Gerusalemme (AsiaNews) – Un Natale con “l’amaro in bocca”. Descrive così Sobhy Makhoul, diacono del Patriarcato maronita di Gerusalemme, l’attesa delle festività natalizie della comunità cristiana palestinese, preoccupata dalle tensioni e dalla possibilità che molti pellegrini rinuncino al loro viaggio per paura delle tensioni. La “malaugurata” decisione del presidente americano Donald Trump “ha messo in subbuglio tutto il Paese”, e si è rivelata non solo “fuori luogo” ma anche “fuori tempo”.   

“In molti ambienti i festeggiamenti sono stati abbandonati, ci sono azioni di protesta. Anche  oggi sarà una giornata molto dura: è indetto uno sciopero generale. Per colpa di una simile decisione, annunciata prima di Natale, molti festeggiano con l’amaro in bocca”, racconta Makhoul.

“Da noi, 10 giorni o due settimane prima di Natale vengono accesi in piazza gli alberi di Natale. Alcuni hanno deciso di cancellare le cerimonie, altri no. Le parrocchie si preparano al Natale come sempre, seguendo i riti orientali, ma i festeggiamenti, come i mercati di Natale, sono sottotono a causa delle tensioni”.

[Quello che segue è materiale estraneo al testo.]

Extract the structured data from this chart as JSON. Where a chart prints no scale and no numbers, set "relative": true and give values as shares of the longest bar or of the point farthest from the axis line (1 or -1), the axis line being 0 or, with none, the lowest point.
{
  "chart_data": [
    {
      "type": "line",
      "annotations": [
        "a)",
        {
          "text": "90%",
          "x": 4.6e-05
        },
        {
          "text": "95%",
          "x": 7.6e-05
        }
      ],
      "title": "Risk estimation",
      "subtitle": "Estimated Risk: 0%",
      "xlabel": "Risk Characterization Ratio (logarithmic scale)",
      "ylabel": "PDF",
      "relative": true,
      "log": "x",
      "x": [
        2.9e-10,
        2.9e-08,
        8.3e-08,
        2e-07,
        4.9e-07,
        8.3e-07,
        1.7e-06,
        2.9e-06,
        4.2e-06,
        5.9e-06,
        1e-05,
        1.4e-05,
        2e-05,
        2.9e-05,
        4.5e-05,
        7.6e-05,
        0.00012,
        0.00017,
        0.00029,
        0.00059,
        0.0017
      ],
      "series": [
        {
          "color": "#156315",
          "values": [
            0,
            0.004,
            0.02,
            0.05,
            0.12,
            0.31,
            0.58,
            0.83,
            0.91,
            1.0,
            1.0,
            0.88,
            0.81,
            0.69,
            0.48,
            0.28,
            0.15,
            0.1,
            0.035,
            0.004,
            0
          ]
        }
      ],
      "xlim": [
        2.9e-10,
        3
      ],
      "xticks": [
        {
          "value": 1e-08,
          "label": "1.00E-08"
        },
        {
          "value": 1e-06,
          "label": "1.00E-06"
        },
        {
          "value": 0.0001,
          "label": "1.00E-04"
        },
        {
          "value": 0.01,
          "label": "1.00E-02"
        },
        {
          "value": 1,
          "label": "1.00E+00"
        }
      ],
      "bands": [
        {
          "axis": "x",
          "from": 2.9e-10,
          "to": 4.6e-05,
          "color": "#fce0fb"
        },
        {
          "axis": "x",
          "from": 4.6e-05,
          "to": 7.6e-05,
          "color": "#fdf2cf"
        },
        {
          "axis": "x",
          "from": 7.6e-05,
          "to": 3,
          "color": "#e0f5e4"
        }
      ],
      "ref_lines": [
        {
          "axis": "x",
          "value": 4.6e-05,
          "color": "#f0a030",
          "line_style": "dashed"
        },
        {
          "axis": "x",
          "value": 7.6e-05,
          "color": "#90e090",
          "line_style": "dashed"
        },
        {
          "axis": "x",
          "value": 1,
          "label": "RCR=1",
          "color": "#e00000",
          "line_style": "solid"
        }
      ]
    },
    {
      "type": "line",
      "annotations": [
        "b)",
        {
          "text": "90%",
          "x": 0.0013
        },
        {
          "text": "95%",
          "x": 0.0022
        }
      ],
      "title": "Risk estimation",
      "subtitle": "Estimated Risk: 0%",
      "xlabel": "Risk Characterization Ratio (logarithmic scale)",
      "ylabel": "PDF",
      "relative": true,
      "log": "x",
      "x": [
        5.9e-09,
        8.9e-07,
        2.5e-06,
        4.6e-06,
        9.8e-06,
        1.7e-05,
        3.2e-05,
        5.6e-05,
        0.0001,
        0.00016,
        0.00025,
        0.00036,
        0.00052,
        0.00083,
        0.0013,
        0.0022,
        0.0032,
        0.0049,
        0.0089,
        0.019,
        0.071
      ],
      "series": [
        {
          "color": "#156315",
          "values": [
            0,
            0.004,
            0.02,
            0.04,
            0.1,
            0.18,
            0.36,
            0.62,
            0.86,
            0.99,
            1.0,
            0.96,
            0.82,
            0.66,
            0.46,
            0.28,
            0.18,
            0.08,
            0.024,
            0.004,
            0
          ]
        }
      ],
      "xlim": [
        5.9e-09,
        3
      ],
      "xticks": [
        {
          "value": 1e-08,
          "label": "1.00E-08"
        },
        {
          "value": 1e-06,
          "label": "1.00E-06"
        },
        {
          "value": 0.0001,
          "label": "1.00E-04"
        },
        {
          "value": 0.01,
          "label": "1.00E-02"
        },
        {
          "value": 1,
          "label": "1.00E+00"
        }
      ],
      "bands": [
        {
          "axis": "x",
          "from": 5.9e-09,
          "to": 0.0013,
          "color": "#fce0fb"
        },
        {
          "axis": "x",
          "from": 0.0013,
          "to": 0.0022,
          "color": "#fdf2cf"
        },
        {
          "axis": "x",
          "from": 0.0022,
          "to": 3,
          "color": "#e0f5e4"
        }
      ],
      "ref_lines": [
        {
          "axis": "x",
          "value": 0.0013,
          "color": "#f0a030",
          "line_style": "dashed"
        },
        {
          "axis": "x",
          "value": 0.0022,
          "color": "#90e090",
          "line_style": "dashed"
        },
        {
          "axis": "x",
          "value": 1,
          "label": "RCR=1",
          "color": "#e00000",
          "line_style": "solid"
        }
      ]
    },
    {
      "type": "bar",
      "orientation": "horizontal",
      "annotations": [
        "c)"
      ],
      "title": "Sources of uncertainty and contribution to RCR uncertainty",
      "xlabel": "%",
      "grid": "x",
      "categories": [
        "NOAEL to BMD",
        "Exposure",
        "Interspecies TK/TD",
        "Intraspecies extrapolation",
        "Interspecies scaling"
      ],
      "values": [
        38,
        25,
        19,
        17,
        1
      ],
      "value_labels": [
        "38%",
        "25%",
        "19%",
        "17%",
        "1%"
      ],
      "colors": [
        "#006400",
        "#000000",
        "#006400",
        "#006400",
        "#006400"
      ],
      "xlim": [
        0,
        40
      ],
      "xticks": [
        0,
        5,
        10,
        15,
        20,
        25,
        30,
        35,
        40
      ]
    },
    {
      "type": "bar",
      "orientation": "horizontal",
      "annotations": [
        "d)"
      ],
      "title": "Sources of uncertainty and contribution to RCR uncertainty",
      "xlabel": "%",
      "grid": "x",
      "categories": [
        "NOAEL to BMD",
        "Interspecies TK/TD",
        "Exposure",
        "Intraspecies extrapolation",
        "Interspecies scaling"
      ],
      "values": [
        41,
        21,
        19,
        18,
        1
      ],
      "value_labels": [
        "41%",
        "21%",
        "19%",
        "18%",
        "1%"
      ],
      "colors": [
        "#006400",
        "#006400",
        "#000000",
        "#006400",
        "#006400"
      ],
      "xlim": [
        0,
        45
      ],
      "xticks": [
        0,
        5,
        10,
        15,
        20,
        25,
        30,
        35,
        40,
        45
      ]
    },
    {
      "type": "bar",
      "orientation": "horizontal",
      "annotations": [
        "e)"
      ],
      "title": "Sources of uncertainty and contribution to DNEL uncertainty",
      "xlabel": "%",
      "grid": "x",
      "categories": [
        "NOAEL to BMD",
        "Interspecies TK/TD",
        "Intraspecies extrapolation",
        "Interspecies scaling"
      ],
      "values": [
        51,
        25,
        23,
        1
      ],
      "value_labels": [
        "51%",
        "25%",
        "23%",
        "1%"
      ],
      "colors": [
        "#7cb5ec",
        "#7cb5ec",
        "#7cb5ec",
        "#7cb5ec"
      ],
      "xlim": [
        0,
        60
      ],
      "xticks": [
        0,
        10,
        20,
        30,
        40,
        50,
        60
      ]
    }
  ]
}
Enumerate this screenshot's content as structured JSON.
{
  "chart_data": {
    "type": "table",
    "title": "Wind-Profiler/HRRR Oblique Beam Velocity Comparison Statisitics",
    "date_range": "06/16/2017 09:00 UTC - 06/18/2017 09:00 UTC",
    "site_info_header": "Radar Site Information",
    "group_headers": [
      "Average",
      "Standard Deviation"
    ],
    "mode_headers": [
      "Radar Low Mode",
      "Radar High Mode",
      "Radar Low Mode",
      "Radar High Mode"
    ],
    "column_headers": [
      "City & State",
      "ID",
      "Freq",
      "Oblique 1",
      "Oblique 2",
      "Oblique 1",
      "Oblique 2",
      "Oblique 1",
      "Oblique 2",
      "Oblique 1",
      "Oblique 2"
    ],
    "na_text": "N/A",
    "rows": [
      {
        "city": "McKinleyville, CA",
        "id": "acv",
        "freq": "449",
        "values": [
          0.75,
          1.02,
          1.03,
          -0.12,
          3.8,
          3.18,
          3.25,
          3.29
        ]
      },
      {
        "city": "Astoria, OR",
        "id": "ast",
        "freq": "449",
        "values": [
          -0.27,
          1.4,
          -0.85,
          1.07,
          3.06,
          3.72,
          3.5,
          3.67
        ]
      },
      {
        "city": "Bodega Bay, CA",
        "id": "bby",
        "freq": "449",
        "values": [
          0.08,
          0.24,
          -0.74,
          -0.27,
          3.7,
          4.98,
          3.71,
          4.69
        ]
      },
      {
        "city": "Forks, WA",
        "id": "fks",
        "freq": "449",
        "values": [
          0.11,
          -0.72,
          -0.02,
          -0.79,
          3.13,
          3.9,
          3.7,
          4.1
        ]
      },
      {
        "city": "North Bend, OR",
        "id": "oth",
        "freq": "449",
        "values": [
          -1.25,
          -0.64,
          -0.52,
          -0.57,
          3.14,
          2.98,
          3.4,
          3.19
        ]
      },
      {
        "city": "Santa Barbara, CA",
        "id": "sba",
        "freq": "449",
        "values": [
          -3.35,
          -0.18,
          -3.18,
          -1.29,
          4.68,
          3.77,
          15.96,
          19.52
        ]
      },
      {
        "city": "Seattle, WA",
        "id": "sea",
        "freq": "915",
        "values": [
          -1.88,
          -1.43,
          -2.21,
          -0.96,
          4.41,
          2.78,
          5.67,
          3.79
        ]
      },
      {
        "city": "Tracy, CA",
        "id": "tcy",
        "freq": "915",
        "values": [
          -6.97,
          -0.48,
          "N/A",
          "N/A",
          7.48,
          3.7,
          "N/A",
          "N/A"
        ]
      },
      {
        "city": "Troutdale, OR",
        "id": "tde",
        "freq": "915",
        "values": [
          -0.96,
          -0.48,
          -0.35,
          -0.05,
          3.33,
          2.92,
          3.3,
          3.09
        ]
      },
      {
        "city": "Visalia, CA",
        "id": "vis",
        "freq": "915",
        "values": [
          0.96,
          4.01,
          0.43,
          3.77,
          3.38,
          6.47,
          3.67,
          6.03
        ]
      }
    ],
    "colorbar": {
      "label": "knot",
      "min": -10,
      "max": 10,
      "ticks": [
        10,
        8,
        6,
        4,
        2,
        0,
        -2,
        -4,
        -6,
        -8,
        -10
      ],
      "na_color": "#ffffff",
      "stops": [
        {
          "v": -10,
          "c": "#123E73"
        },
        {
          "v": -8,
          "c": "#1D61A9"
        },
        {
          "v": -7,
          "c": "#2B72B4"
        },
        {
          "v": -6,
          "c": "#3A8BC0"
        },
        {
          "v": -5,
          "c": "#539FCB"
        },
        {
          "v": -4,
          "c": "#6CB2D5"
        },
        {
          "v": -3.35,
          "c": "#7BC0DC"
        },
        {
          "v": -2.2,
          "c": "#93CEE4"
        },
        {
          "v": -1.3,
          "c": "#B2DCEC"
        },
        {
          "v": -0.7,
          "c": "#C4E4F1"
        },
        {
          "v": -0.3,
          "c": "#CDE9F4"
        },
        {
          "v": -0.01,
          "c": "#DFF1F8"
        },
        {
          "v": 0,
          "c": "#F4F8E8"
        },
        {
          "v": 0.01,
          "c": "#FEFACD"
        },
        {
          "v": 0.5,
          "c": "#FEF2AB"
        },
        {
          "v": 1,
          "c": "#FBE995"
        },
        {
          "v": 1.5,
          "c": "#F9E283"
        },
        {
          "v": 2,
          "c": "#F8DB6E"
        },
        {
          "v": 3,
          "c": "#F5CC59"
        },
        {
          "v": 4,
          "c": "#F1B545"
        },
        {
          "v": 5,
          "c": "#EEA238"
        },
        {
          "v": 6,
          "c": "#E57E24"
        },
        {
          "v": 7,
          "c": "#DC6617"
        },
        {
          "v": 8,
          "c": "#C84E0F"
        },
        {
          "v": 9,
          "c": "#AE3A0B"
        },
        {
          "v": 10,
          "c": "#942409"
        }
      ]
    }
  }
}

Il 6 dicembre dopo l'annuncio di Trump, le luci dell'albero di Betlemme - accese pochi giorni prima - sono state spente (vedi foto n.1).

Due giorni fa, il presidente dell’Autorità palestinese Mahmoud Abbas ha incontrato i leader cristiani per gli auguri di Natale (vedi foto n.2). Nell’occasione, egli  ha ribadito che i palestinesi continueranno a lottare con mezzi di pace. “L’Amministratore apostolico [mons. Pierbattista Pizzaballa] ha detto che non dobbiamo cancellare le nostre feste, al contrario, dobbiamo festeggiare per dimostrare che siamo presenti, per dimostrare e manifestare la nostra appartenenza a questa terra, a questo Paese”.

“La gente è un po’ preoccupata per come evolverà la situazione”, continua Makhoul. “Aspettiamo migliaia e migliaia di pellegrini tra Natale e l’Epifania, quando c’è sempre un gran movimento di pellegrinaggi. Speriamo  che non si facciano influenzare dalle notizie che danno le agenzie di informazione nel mondo.  Speriamo, anzi, chiediamo a tutti di venire, non di annullare i loro viaggi, manifestando così la loro solidarietà a tutti gli arabi qui e specialmente alla Chiesa locale e a Gerusalemme”.

I palestinesi cristiani seguono la linea della Chiesa e chiedono una “Gerusalemme aperta a tutti quanti”, internazionale, tolta dalle “delle mani di qualsiasi appartenenza politica che potrebbe essere contro una parte dell’una o dell’altra. Né Israele, né Palestina, né arabi, né musulmani, né cristiani, che sia veramente una città del mondo, una città universale, una città della pace”.